Gewalt in Beziehungen Jugendlicher Verliebt in einen Schläger

Die 15-jährige Jenny wurde von ihrem Freund geschlagen, bedroht und kontrolliert. Sie ist kein Einzelfall: Fast zwei Drittel der deutschen Jugendlichen haben in ihrer Beziehung schon körperliche und psychische Gewalt erlebt.

Von Anne-Nikolin Hagemann

Julia Roberts hat recht, findet Jenny, 16 Jahre alt. "Kennst du den Film Pretty Woman?", fragt sie, "wo dieser Typ Julia schlägt und sie sagt: ,Wham, eine Sekunde lang dachte ich, der ganze Kopf fliegt mir weg.' Genauso fühlt sich das an."

Jenny heißt eigentlich anders. Ihren richtigen Namen möchte das Mädchen nicht veröffentlicht sehen. Dabei hat sie nichts getan, wofür sie sich schämen müsste - sie hat sich nur verliebt. Bedingungslos und Hals über Kopf, wie man das nur mit 15 kann. In einen Jungen, von dem sie bis heute behauptet, dass es nicht der falsche war. Er hat Blumen mitgebracht zum ersten Date, hat ihr in einer Nacht 24 SMS geschrieben und zum ersten Jahrestag einen Kuchen in Herzform gebacken. Dieser Junge war Jennys erste große Liebe. Und er hat sie geschlagen. Immer wieder.

Besonders stolz ist Jenny auf ihre Haare, schulterlang und dick und honigblond.
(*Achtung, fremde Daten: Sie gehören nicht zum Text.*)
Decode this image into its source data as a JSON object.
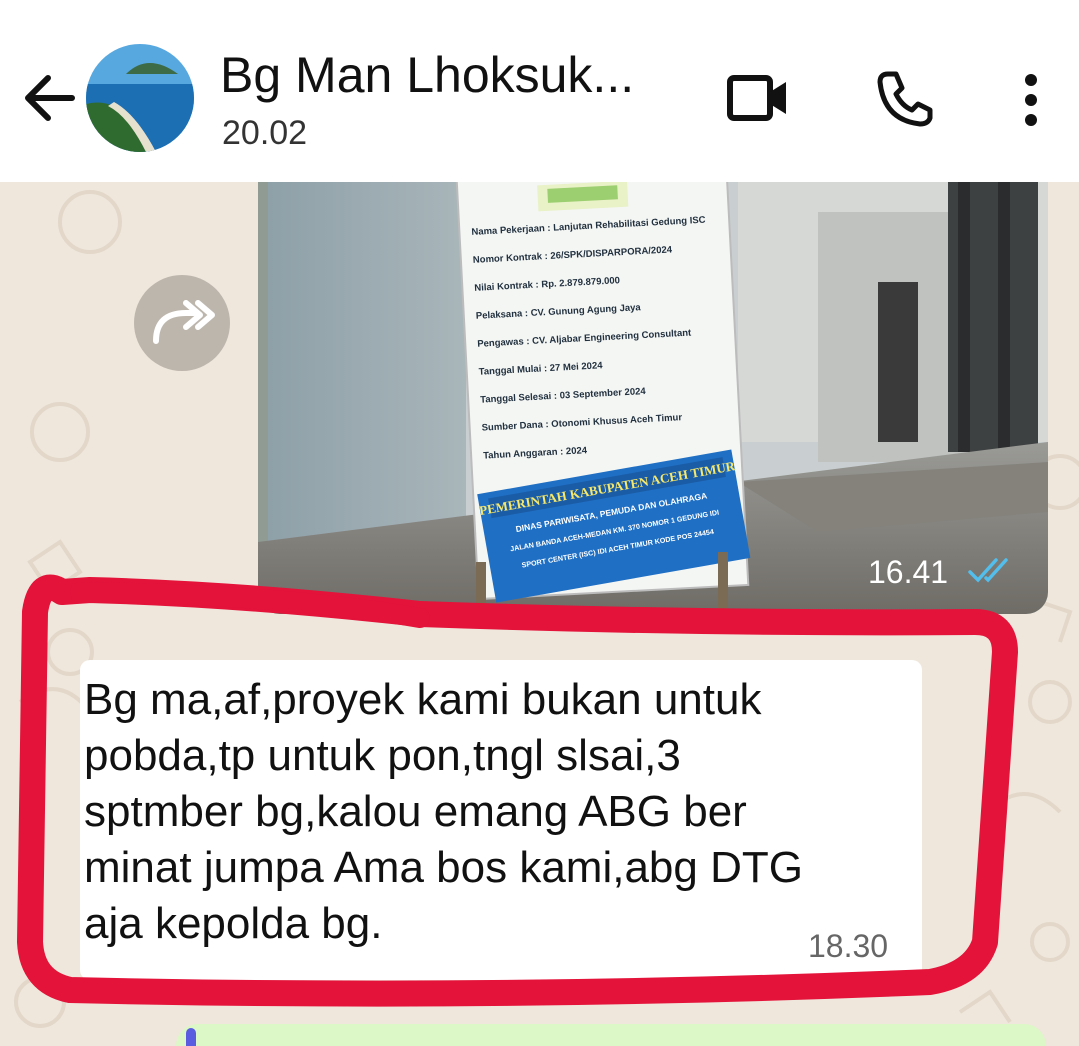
{
  "header": {
    "title": "Bg Man Lhoksuk...",
    "last_seen": "20.02",
    "icons": [
      "back-arrow-icon",
      "video-call-icon",
      "phone-call-icon",
      "more-options-icon"
    ]
  },
  "forward_icon": "forward-icon",
  "image_message": {
    "time": "16.41",
    "read_status": "double-check-icon",
    "sign": {
      "rows": [
        {
          "label": "Nama Pekerjaan",
          "value": "Lanjutan Rehabilitasi Gedung ISC"
        },
        {
          "label": "Nomor Kontrak",
          "value": "26/SPK/DISPARPORA/2024"
        },
        {
          "label": "Nilai Kontrak",
          "value": "Rp. 2.879.879.000"
        },
        {
          "label": "Pelaksana",
          "value": "CV. Gunung Agung Jaya"
        },
        {
          "label": "Pengawas",
          "value": "CV. Aljabar Engineering Consultant"
        },
        {
          "label": "Tanggal Mulai",
          "value": "27 Mei 2024"
        },
        {
          "label": "Tanggal Selesai",
          "value": "03 September 2024"
        },
        {
          "label": "Sumber Dana",
          "value": "Otonomi Khusus Aceh Timur"
        },
        {
          "label": "Tahun Anggaran",
          "value": "2024"
        }
      ],
      "banner_title": "PEMERINTAH KABUPATEN ACEH TIMUR",
      "banner_lines": [
        "DINAS PARIWISATA, PEMUDA DAN OLAHRAGA",
        "JALAN BANDA ACEH-MEDAN KM. 370 NOMOR 1 GEDUNG IDI",
        "SPORT CENTER (ISC) IDI ACEH TIMUR KODE POS 24454"
      ]
    }
  },
  "text_message": {
    "lines": [
      "Bg ma,af,proyek kami bukan untuk",
      "pobda,tp untuk pon,tngl slsai,3",
      "sptmber bg,kalou emang ABG ber",
      "minat jumpa Ama bos kami,abg DTG",
      "aja kepolda bg."
    ],
    "time": "18.30"
  },
  "colors": {
    "header_bg": "#ffffff",
    "wallpaper": "#efe7dc",
    "outgoing_bubble": "#dcf8c6",
    "incoming_bubble": "#ffffff",
    "annotation_red": "#e3133a",
    "read_tick": "#53bdeb"
  }
}
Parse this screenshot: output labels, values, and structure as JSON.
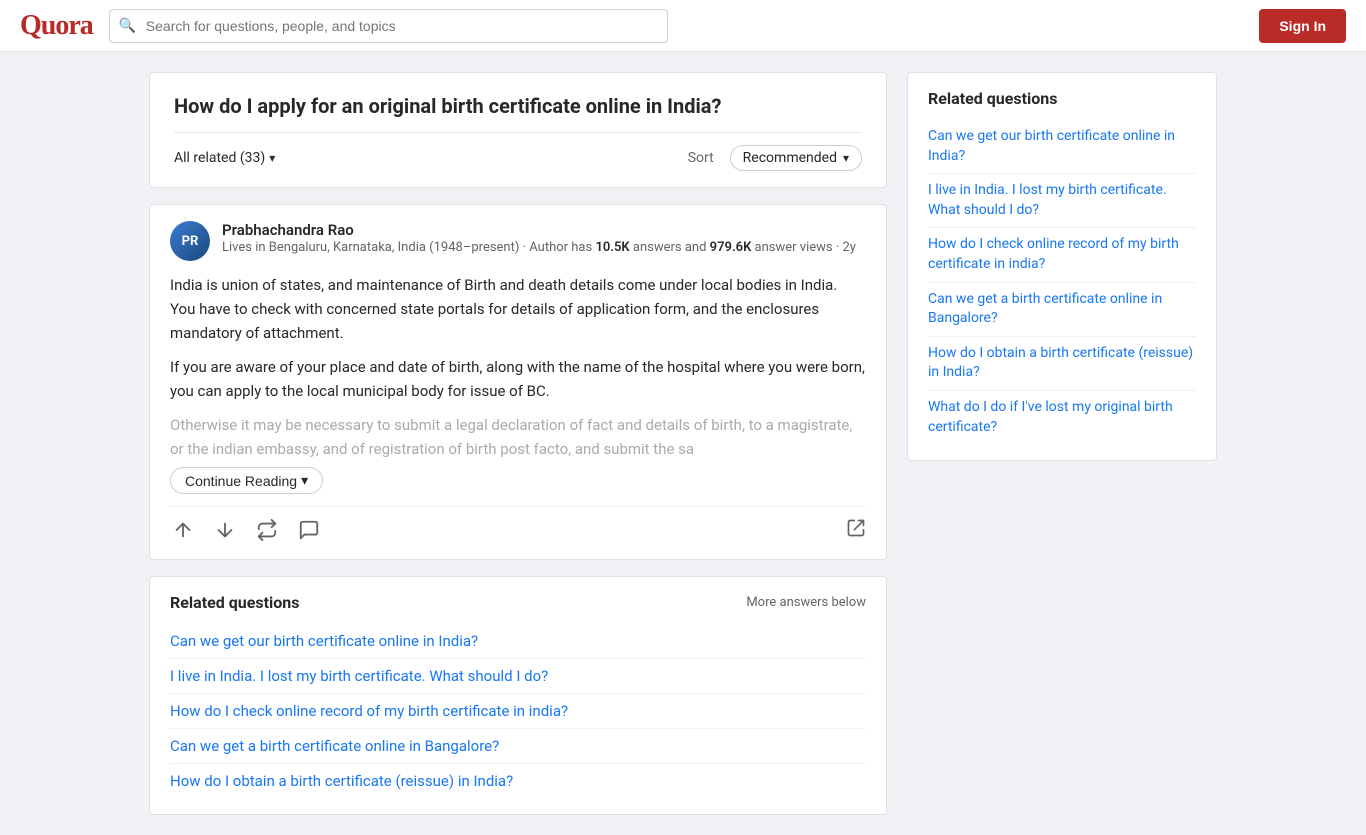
{
  "header": {
    "logo": "Quora",
    "search_placeholder": "Search for questions, people, and topics",
    "sign_in_label": "Sign In"
  },
  "question": {
    "title": "How do I apply for an original birth certificate online in India?",
    "all_related_label": "All related (33)",
    "sort_label": "Sort",
    "sort_value": "Recommended"
  },
  "answer": {
    "author_name": "Prabhachandra Rao",
    "author_initials": "PR",
    "author_bio_text": "Lives in Bengaluru, Karnataka, India (1948–present) · Author has ",
    "author_answers": "10.5K",
    "author_bio_mid": " answers and ",
    "author_views": "979.6K",
    "author_bio_end": " answer views · 2y",
    "paragraph1": "India is union of states, and maintenance of Birth and death details come under local bodies in India. You have to check with concerned state portals for details of application form, and the enclosures mandatory of attachment.",
    "paragraph2": "If you are aware of your place and date of birth, along with the name of the hospital where you were born, you can apply to the local municipal body for issue of BC.",
    "paragraph3_faded": "Otherwise it may be necessary to submit a legal declaration of fact and details of birth, to a magistrate, or the indian embassy, and of registration of birth post facto, and submit the sa",
    "continue_reading_label": "Continue Reading"
  },
  "related_main": {
    "title": "Related questions",
    "more_answers_label": "More answers below",
    "links": [
      "Can we get our birth certificate online in India?",
      "I live in India. I lost my birth certificate. What should I do?",
      "How do I check online record of my birth certificate in india?",
      "Can we get a birth certificate online in Bangalore?",
      "How do I obtain a birth certificate (reissue) in India?"
    ]
  },
  "sidebar": {
    "title": "Related questions",
    "links": [
      "Can we get our birth certificate online in India?",
      "I live in India. I lost my birth certificate. What should I do?",
      "How do I check online record of my birth certificate in india?",
      "Can we get a birth certificate online in Bangalore?",
      "How do I obtain a birth certificate (reissue) in India?",
      "What do I do if I've lost my original birth certificate?"
    ]
  },
  "icons": {
    "search": "🔍",
    "chevron_down": "▾",
    "upvote": "↑",
    "downvote": "↓",
    "share_alt": "↗",
    "comment": "💬",
    "refresh": "↻"
  }
}
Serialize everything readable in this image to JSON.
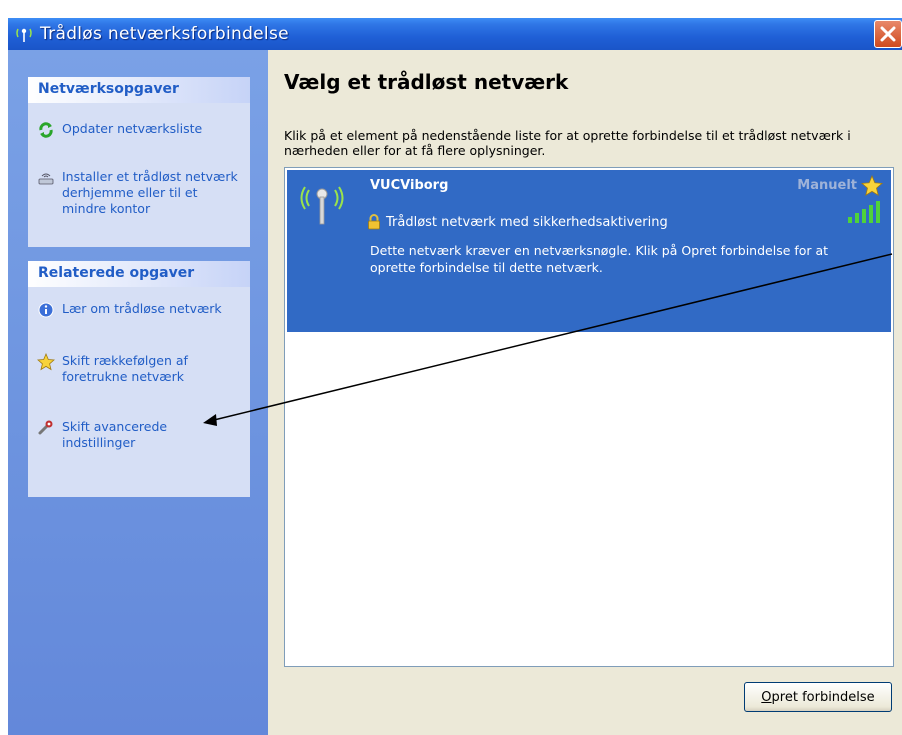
{
  "window": {
    "title": "Trådløs netværksforbindelse",
    "close_label": "×"
  },
  "sidebar": {
    "network_tasks": {
      "header": "Netværksopgaver",
      "items": [
        {
          "label": "Opdater netværksliste",
          "icon": "refresh-icon"
        },
        {
          "label": "Installer et trådløst netværk derhjemme eller til et mindre kontor",
          "icon": "wireless-setup-icon"
        }
      ]
    },
    "related_tasks": {
      "header": "Relaterede opgaver",
      "items": [
        {
          "label": "Lær om trådløse netværk",
          "icon": "info-icon"
        },
        {
          "label": "Skift rækkefølgen af foretrukne netværk",
          "icon": "star-icon"
        },
        {
          "label": "Skift avancerede indstillinger",
          "icon": "settings-icon"
        }
      ]
    }
  },
  "main": {
    "title": "Vælg et trådløst netværk",
    "description": "Klik på et element på nedenstående liste for at oprette forbindelse til et trådløst netværk i nærheden eller for at få flere oplysninger.",
    "networks": [
      {
        "name": "VUCViborg",
        "mode": "Manuelt",
        "security": "Trådløst netværk med sikkerhedsaktivering",
        "message": "Dette netværk kræver en netværksnøgle. Klik på Opret forbindelse for at oprette forbindelse til dette netværk.",
        "signal_bars": 5
      }
    ],
    "connect_button": {
      "mnemonic": "O",
      "rest": "pret forbindelse"
    }
  },
  "colors": {
    "title_bar": "#1f5fd6",
    "side_panel": "#6e95e0",
    "selected_item": "#316ac5",
    "task_text": "#215dc6",
    "main_bg": "#ece9d8"
  }
}
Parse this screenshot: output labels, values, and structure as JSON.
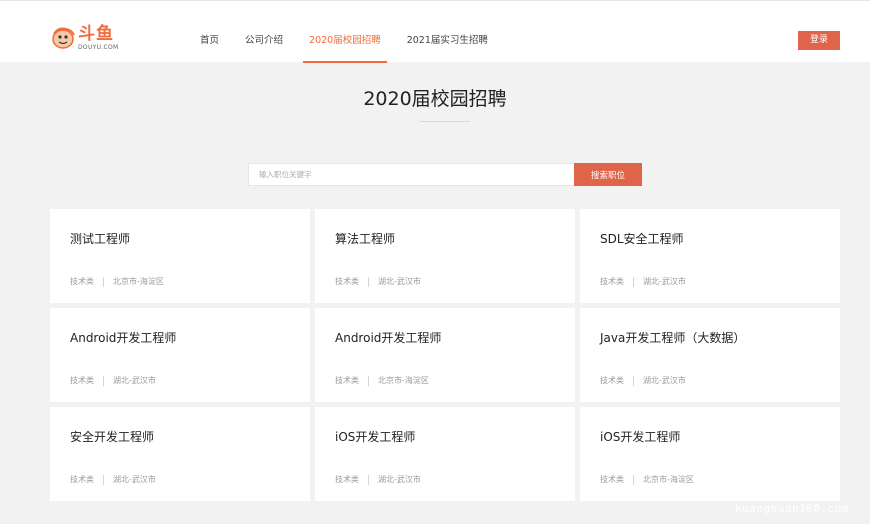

Ansonsten sei sie weder besonders hübsch noch besonders hässlich, sagt Jenny über sich selbst am Telefon. Eigentlich sei sie einfach Durchschnitt.

Demütigungen und Drohungen

Eine Studie der Hochschule Fulda sagt: Jenny ist die Mehrheit. Beinahe zwei Drittel der deutschen Jugendlichen haben in ihrer Beziehung schon Gewalt erlebt, 66 Prozent der Mädchen und 60 Prozent der Jungen, so das Ergebnis einer repräsentativen Umfrage unter 14 bis 18 Jahre alten Schülern in Hessen.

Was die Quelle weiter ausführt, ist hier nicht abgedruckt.